My point here is that I think I agree with you that businesses don’t need to those things…but if we strip enough stuff away, and are saying being data driven is a basic understanding of a few KPIs and the reporting on the goings-on of a business, is that really data driven in the way it’s commonly used? To use another appliance analogy, it feels like saying “the smart house is the future” and then defining the smart house as having wifi.
Ironically it seems that even the world of Microwaves cannot escape the lure of AI:
https://twitter.com/eumweek/status/1671934323048562710
Microwave makers looking for that 20% bump in stock prices.
Way to articulate the existential questions I have rumbling around in my brain meats after working in data (BI specifically) for the last 23 years or so. A lot has changed, sure, but a lot has really stayed the same, and I doubt the pundit at HBR with a regular "but are you really data driven?" column would still be writing about it if suddenly the world really was all that we have promised it would be. That said, The LLM thing is an interesting one, and as *much* as I raise eyebrows at some of the ethical concerns, this is absolutely the space for the "imperfect" analyst to tinker through to the answers they are looking for. It could potentially be the final blow to that wall that exists between data teams and the business; provided the data isn't garbage. If you take a look at ThoughtSpot, this is what they are doing with their product, albeit to a point. Data modelling still has to be somewhat understood, but otherwise, it positions its tooling as from a Q&A approach.
(And this is in no way an official endorsement/advertisement on my part, I have not stake in the company, just somewhat interested in what they are doing)
As someone who now very much has a stake in ThoughtSpot…that’s more or less my thinking. That’s one of reasons we did the deal, to be honest - if AI is going to change this market, their approach seems to be the closest on to getting there. AI will never be a complete solution (the whole data modeling thing still seems like a pretty complicated problem nobody has a great answer to), but their approach to mixing AI with more traditional modeling seems more promising to me than the question-to-SQL-query path.

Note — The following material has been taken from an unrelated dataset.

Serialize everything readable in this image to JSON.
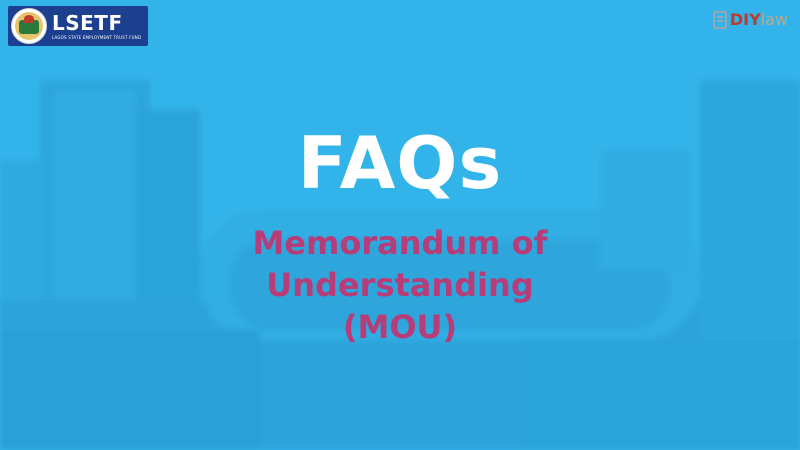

When I saw the Mode announcement, I thought, wow, my comment was timely. I have a tremendous amount of reservations around AI, and I felt the most comfortable so far with what ThoughtSpot is doing, mixing it with data modelling, and I get the sense they are taking a very thoughtful approach to it. They only I think they need to be careful with is their "crowdsourcing" approach to rating whether a result/output is "accurate", as human bias can be a hell of a drug.
Yeah, that's fair. There's a whole lot to figure out in all of this (and hopefully, with enough basic guardrails that the figuring it out part is one of gradual improvements, and not giant disasters we learn from).